Registration opens soon!
How do machines learn to make the right choices? How can individuals, firms, organizations, and researchers use automated decision-making?
This course provides an introduction and intuition for designing algorithms that allow machines to learn based on reinforcements. Reinforcement learning provides decision rules based on learning from partial, implicit, and delayed feedback.
This is particularly useful in sequential decision-making tasks where a machine repeatedly interacts with the environment or users. Reinforcement learning is well known for its successes in robotic control, autonomous vehicles, game playing, and chat agents. In business, economics, and the social sciences, there is a recent explosion of applications including temporal difference learning and adaptive experiments.
Topics
- Understanding sequential decision problems and the exploration-exploitation dilemma: multi-armed bandits
- Algorithms for earning while learning: epsilon-greedy, upper confidence bound, Thompson sampling
- Modelling the state-space: Markov processes and Markov decision processes
- Solution methods for dynamic programming: Bellman equation, value iteration and policy iteration
- Learning methods: temporal-difference learning and deep learning
- Many applications from business, economics, and social sciences
Format
This is an online course.
- Week 1:
- Multi-armed bandits and learning algorithms. Watch video lectures to learn about sequential decision problems and the exploration-exploitation dilemma. Application: How to maximize survey responses (~60 min).

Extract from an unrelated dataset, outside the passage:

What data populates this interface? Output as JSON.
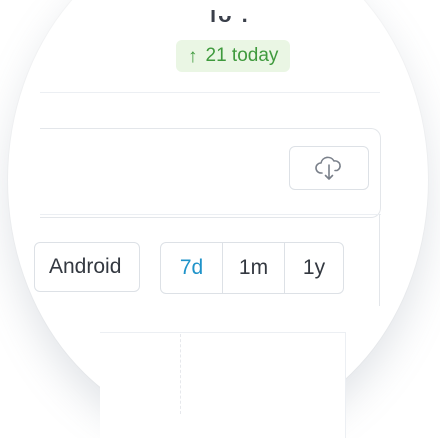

- Interactive Online Session (~60 min).
- Week 2:
- Solution methods for dynamic programming. Watch video lectures to understand and apply value iteration methods. Application: How to make your firm rich and famous (~60 min).
- Interactive Online Session (~60 min).
- Week 3:
- Learning in the state-action-space. Watch video lectures about relevant theory and demonstrations of Monte Carlo and temporal difference learning. Application: Cliff Walking (~60 min).
- Interactive Online Session (~60 min).
- Week 4:
- Deep Learning. Watch video lectures about how neural networks work and how to apply them to learning problems (~60 min).
- Interactive Online Session (~60 min).
Weekly Meetings
The course includes 4 live Online Meetings, in which you will discuss the week’s contents with the instructor and fellow participants:
Meeting 1: June 17, 4:30pm-5:30pm CEST
Meeting 2: June 24, 4:30pm-5:30pm CEST
Meeting 3: July 08, 4:30pm – 5:30pm CEST
Meeting 4: July 15, 4:30pm – 5:30pm CEST
Prerequisites
Anyone with an interest in learning about reinforcement learning is welcome to take the course. It is designed for graduate students in their second year or beyond (advanced master students, advanced PhD students) to support them during their research phase.
Recommended: Knowledge of basic statistics and previous experience with any programming language is helpful, but not required.
About the Instructor
Prof. Dr. Davud Rostam-Afschar is a professor at the University of Mannheim and academic director of the German Business Panel. He has previously held visiting research positions at UC Berkeley and Harvard University, and has conducted research and taught at the University of Hohenheim, the Free University of Berlin and the University of Potsdam. He is a consultant to the European Commission and the OECD. His research focuses on macroeconomics, public economics, labor economics, and industrial economics, in particular the analysis of regulation of markets, fiscal and monetary policy. He has also a research interest in econometrics and survey methods.